President Obama has endorsed extending tax cuts for the middle class, but said he would oppose extending the tax cuts for households earning more than $250,000 a year.  That is why on Wednesday, Boehner and other GOP leaders pounced on comments from former President Bill Clinton and former Obama Treasury Secretary Lawrence H. Summers who suggested the tax cuts should be temporarily extended for all Americans, including the very rich. Under pressure from the White House and congressional Democratic leaders, Summers and Clinton later clarified their televised remarks to say they agreed with the president. 

GOP leaders would not let Clinton and Summers off the hook and argued that there were strong economic reasons for extending the tax cuts into the coming year.

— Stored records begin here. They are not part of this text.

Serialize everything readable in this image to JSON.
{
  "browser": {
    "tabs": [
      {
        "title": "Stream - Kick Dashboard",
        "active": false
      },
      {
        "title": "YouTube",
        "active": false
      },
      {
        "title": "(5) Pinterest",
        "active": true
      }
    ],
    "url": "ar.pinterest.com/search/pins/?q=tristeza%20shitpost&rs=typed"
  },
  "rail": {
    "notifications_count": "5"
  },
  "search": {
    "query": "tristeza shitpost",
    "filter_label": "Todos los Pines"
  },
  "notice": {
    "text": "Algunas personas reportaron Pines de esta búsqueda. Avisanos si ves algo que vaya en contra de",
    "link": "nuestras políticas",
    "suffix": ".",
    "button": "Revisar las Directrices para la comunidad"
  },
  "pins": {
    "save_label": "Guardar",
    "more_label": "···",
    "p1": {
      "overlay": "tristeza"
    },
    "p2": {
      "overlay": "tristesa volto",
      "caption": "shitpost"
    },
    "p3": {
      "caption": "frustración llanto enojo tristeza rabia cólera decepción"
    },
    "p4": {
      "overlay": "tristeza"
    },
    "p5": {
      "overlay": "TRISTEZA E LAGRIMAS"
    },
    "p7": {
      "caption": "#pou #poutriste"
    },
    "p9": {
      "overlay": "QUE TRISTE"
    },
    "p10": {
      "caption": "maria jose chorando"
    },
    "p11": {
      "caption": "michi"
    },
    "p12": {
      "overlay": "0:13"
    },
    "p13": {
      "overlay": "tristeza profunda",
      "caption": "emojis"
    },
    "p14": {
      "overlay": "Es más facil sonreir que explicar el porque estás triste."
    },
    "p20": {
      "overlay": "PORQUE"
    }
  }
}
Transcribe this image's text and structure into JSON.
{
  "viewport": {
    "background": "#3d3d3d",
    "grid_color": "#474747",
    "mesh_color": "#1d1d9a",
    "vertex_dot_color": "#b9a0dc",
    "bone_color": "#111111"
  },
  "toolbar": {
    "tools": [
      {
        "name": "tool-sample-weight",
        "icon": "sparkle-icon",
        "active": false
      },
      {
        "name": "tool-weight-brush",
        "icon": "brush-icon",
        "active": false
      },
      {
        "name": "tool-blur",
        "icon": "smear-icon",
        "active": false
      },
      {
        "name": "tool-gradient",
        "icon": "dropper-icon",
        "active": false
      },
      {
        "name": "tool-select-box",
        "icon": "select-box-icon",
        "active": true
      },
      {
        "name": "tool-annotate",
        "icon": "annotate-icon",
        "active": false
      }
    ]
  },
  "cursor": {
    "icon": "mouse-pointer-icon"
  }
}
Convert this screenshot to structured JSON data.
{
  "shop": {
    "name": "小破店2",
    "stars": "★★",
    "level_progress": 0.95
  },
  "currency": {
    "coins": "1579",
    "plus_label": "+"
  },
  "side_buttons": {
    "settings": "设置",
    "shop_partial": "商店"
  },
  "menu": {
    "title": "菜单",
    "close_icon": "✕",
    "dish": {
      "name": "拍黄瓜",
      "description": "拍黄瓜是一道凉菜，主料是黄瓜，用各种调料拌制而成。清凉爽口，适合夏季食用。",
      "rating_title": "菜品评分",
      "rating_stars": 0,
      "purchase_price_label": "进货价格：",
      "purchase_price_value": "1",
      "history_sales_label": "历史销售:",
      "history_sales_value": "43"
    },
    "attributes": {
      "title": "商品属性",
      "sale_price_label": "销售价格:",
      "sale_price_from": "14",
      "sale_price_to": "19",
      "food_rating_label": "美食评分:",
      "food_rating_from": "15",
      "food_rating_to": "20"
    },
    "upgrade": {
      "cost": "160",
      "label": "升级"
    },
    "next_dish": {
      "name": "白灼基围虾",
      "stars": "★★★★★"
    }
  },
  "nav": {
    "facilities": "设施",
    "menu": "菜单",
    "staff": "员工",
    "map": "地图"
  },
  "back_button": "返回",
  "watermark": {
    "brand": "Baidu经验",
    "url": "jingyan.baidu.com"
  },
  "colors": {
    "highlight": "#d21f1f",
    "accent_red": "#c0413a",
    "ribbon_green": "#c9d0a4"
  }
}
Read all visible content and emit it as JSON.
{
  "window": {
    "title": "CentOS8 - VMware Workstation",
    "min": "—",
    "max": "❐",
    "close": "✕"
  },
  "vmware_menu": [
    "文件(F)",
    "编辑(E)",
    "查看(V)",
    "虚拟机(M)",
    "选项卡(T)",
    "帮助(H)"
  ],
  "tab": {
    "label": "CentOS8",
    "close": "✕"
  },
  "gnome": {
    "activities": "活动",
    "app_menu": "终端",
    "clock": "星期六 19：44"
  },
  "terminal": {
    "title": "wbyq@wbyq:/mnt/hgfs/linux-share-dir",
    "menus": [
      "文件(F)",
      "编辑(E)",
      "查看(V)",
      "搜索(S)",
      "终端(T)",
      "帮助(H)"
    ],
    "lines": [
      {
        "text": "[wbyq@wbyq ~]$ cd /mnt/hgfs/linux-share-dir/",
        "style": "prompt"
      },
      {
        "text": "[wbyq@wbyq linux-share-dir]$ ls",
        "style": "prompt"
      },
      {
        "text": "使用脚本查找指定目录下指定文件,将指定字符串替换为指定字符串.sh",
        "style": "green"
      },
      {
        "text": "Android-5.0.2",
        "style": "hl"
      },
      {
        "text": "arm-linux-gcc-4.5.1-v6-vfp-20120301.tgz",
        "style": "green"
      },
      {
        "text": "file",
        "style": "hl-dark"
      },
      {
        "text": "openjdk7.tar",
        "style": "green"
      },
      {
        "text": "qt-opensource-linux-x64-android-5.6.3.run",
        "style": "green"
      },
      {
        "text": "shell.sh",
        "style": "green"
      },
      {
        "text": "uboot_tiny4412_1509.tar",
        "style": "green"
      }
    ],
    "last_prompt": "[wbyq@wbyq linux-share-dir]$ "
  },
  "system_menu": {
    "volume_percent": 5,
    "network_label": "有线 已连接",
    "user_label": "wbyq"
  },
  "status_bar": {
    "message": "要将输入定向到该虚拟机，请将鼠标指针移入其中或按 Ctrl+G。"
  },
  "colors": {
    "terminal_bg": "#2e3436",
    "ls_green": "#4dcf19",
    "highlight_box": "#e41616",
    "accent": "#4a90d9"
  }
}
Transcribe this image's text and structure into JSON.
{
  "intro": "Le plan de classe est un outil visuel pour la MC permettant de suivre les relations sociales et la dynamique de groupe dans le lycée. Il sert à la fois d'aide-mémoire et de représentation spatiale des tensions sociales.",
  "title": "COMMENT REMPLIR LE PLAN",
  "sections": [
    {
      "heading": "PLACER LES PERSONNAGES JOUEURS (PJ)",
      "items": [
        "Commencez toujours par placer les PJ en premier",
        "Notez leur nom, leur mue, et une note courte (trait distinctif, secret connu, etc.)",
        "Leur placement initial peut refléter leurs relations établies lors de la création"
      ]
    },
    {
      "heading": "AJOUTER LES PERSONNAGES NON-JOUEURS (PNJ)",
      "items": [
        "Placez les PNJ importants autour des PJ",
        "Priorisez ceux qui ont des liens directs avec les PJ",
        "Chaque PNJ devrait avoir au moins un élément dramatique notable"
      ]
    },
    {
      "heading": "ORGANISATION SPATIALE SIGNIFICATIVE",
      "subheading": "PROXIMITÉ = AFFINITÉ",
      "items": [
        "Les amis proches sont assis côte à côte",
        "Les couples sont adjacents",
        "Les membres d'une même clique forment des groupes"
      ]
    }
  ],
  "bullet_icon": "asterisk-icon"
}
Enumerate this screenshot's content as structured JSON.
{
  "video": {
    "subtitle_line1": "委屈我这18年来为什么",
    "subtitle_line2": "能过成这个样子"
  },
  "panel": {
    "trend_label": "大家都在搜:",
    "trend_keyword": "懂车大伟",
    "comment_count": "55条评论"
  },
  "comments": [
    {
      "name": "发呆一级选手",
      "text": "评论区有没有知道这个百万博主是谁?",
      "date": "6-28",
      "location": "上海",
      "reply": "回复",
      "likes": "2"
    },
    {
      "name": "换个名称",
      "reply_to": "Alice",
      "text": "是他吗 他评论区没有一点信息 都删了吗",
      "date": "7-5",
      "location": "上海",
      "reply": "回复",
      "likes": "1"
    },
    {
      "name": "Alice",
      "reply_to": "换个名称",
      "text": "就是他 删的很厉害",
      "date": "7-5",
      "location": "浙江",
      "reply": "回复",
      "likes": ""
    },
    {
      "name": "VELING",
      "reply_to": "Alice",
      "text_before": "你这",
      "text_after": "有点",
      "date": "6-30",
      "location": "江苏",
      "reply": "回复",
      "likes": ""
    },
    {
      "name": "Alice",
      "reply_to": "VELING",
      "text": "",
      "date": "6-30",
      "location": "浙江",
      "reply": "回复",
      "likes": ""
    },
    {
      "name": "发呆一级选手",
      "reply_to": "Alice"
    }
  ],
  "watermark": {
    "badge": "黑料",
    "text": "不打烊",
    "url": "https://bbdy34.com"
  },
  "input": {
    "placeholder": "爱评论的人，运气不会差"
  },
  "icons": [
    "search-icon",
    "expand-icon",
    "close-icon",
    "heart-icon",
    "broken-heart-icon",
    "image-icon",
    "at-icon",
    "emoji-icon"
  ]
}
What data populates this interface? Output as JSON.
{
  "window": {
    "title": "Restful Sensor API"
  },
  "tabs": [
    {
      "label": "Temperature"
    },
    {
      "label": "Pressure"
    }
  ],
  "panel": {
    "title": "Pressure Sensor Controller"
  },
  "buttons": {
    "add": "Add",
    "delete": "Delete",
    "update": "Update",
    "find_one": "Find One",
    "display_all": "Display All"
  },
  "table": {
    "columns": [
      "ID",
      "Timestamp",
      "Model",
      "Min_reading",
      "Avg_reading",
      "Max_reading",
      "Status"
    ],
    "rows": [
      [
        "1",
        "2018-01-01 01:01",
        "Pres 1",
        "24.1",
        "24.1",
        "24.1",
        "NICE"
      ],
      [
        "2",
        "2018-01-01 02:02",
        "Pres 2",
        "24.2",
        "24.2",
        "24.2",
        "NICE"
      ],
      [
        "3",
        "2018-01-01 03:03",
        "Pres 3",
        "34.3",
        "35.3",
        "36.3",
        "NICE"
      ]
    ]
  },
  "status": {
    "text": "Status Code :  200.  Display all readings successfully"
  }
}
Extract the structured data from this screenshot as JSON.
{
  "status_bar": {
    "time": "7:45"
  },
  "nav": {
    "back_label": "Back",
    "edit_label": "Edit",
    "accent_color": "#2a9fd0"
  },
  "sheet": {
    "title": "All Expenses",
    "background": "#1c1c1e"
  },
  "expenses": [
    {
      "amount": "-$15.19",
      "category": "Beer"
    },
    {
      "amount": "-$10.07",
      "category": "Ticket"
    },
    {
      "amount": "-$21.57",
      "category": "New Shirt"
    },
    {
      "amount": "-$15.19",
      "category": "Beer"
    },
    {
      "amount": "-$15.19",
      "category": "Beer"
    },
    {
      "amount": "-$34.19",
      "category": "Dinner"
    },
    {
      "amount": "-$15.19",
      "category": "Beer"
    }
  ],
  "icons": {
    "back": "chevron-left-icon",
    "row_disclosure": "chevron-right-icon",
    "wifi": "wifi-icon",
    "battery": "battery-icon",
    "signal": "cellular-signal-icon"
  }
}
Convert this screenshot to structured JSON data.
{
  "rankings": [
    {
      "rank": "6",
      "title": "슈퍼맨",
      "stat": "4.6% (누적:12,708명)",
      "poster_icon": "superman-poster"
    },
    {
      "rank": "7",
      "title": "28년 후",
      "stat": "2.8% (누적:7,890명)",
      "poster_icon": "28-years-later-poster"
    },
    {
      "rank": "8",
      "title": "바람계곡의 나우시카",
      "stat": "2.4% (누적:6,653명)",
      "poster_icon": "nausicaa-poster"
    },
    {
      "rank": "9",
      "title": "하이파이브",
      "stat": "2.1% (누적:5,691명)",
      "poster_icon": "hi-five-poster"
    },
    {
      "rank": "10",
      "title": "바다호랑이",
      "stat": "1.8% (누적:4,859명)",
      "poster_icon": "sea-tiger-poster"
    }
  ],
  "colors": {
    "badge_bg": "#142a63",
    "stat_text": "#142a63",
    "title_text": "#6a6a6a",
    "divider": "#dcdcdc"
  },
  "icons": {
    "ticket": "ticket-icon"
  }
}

For example, Senate Republican Leader Mitch McConnell of Kentucky noted that Obama extended the Bush tax cuts for two years in December 2010 because of a struggling economy. At 1.9 percent, the growth rate in the first three months of this year was slower than the end of 2010, when the economy grew 2.8 percent.

The Congressional Budget Office projects real GDP to grow at only 2.1 percent next year under a set of plausible policy assumptions. The Bipartisan Policy Center’s report predicts that a full sequester of defense and domestic programs next year would reduce that rate by roughly half a percentage point – bringing down the growth rate to a mere 1.6 percent.

“The government must be careful not to take actions that might stall growth and exacerbate our current struggles,” the Center’s report stated. “Yet, the nature and immediacy of the sequester’s cut to defense and non-defense – indiscriminate and by 15 and 12 percent, respectively, in fiscal 2013 – will do precisely that: cause harmful repercussions throughout the economy.”